Founded in 1910 by textbook editor Edwin Ginn, the WPF is the oldest foundation in the country to focus on international affairs, according to Uvin.

"The foundation is thriving because it is 100 years old. We want to build it up and we hope Fletcher can help us do that," Phillip Khoury, chairman of the Board of Trustees for the new WPF program, said.

The WPF Board of Trustees chose The Fletcher School as its new partner because of the strong historical and emotional link between the two institutions, Uvin said.

"At Fletcher, they found there was a lot of intellectual capital on war and peace," Uvin noted.

"In my heart as chairman, I always thought if we could make the right connections with Tufts it would make the most sense," Khoury said.

According to Uvin, WPF first contacted The Fletcher School in March 2010, and the two organizations settled on an agreeable contract in April 2011. WPF will maintain a separate foundation with its own endowment. However, all of its resources will be devoted to the program managed by The Fletcher School.

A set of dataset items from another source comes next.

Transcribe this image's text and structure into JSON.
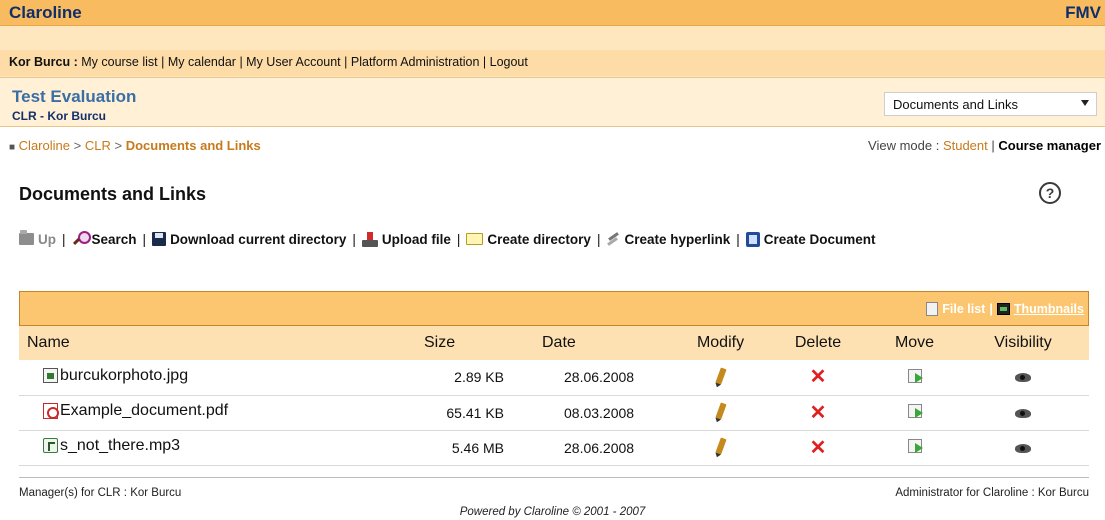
{
  "banner": {
    "platform": "Claroline",
    "institution": "FMV"
  },
  "userbar": {
    "user_name": "Kor Burcu :",
    "links": [
      "My course list",
      "My calendar",
      "My User Account",
      "Platform Administration",
      "Logout"
    ],
    "separator": "|"
  },
  "course": {
    "title": "Test Evaluation",
    "subtitle": "CLR - Kor Burcu"
  },
  "tool_select": {
    "value": "Documents and Links"
  },
  "breadcrumb": {
    "items": [
      "Claroline",
      "CLR"
    ],
    "current": "Documents and Links",
    "separator": ">"
  },
  "view_mode": {
    "label": "View mode :",
    "student": "Student",
    "manager": "Course manager"
  },
  "page": {
    "title": "Documents and Links",
    "help_glyph": "?"
  },
  "commands": {
    "up": "Up",
    "search": "Search",
    "download": "Download current directory",
    "upload": "Upload file",
    "create_dir": "Create directory",
    "create_link": "Create hyperlink",
    "create_doc": "Create Document",
    "separator": "|"
  },
  "view_toggle": {
    "file_list": "File list",
    "thumbnails": "Thumbnails",
    "separator": "|"
  },
  "table": {
    "headers": {
      "name": "Name",
      "size": "Size",
      "date": "Date",
      "modify": "Modify",
      "delete": "Delete",
      "move": "Move",
      "visibility": "Visibility"
    },
    "rows": [
      {
        "name": "burcukorphoto.jpg",
        "size": "2.89 KB",
        "date": "28.06.2008",
        "icon": "image-file-icon"
      },
      {
        "name": "Example_document.pdf",
        "size": "65.41 KB",
        "date": "08.03.2008",
        "icon": "pdf-file-icon"
      },
      {
        "name": "s_not_there.mp3",
        "size": "5.46 MB",
        "date": "28.06.2008",
        "icon": "audio-file-icon"
      }
    ]
  },
  "footer": {
    "managers": "Manager(s) for CLR : Kor Burcu",
    "administrator": "Administrator for Claroline : Kor Burcu",
    "powered": "Powered by Claroline © 2001 - 2007"
  },
  "colors": {
    "banner": "#f9bb5f",
    "accent_link": "#c77a1b",
    "course_title": "#3a6ea5",
    "delete_red": "#e02020"
  }
}
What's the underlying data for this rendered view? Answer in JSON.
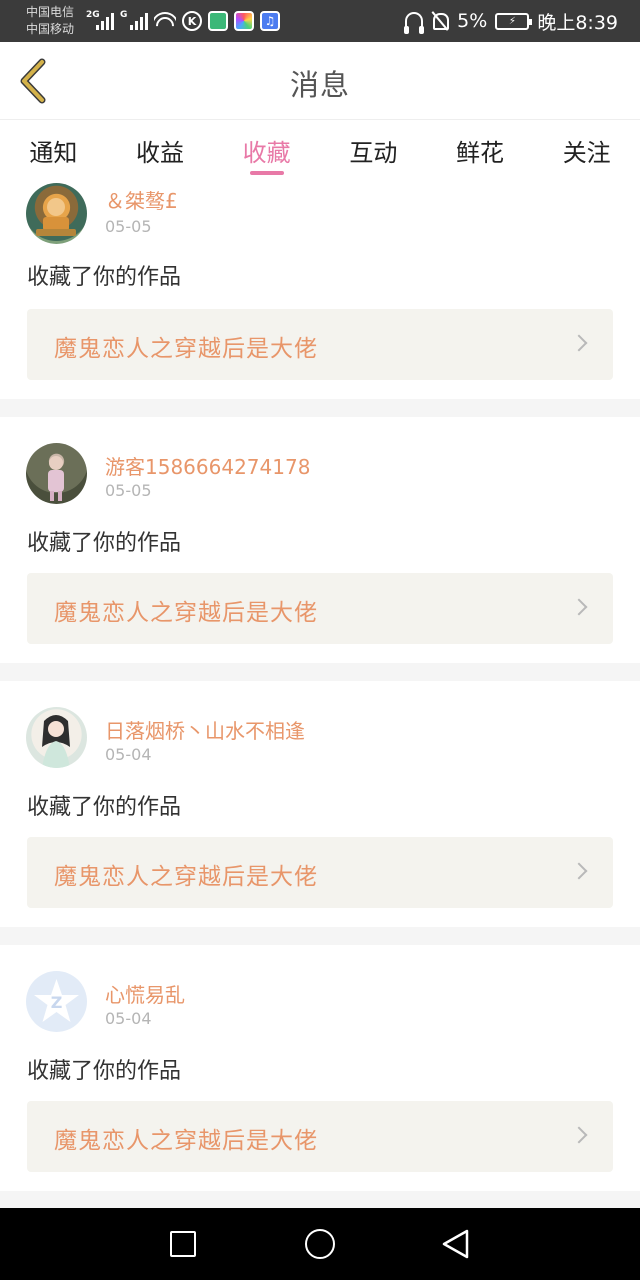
{
  "status_bar": {
    "carrier_1": "中国电信",
    "carrier_2": "中国移动",
    "net_1": "2G",
    "net_2": "G",
    "k_label": "K",
    "music_glyph": "♫",
    "battery_percent": "5%",
    "time": "晚上8:39",
    "icons": [
      "signal-icon",
      "wifi-icon",
      "k-app-icon",
      "green-app-icon",
      "photos-app-icon",
      "music-app-icon",
      "headset-icon",
      "bell-off-icon",
      "battery-icon"
    ]
  },
  "header": {
    "title": "消息",
    "back_icon": "chevron-left-icon",
    "back_color": "#d4b24a"
  },
  "tabs": [
    {
      "label": "通知",
      "active": false
    },
    {
      "label": "收益",
      "active": false
    },
    {
      "label": "收藏",
      "active": true
    },
    {
      "label": "互动",
      "active": false
    },
    {
      "label": "鲜花",
      "active": false
    },
    {
      "label": "关注",
      "active": false
    }
  ],
  "items": [
    {
      "username": "＆桀骜£",
      "date": "05-05",
      "action": "收藏了你的作品",
      "work_title": "魔鬼恋人之穿越后是大佬",
      "avatar": "game-avatar"
    },
    {
      "username": "游客1586664274178",
      "date": "05-05",
      "action": "收藏了你的作品",
      "work_title": "魔鬼恋人之穿越后是大佬",
      "avatar": "photo-avatar"
    },
    {
      "username": "日落烟桥丶山水不相逢",
      "date": "05-04",
      "action": "收藏了你的作品",
      "work_title": "魔鬼恋人之穿越后是大佬",
      "avatar": "anime-girl-avatar"
    },
    {
      "username": "心慌易乱",
      "date": "05-04",
      "action": "收藏了你的作品",
      "work_title": "魔鬼恋人之穿越后是大佬",
      "avatar": "qq-default-avatar"
    }
  ],
  "colors": {
    "accent": "#e879a7",
    "username": "#e8966a",
    "work_title": "#e8966a",
    "work_bg": "#f4f3ee"
  },
  "nav_bar": {
    "icons": [
      "recent-apps-icon",
      "home-icon",
      "back-triangle-icon"
    ]
  }
}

De Waal and other WPF staff will be considered Fletcher faculty, and many will teach graduate classes at The Fletcher School. This semester, de Waal will be a guest lecturer for several classes.

Uvin expressed confidence in de Waal's ability to form a successful partnership between the WPF and The Fletcher School.

"We hired somebody who is a world leader in this field, and that means I am trusting him to lead," he said. "De Waal is an absolute first−class scholar."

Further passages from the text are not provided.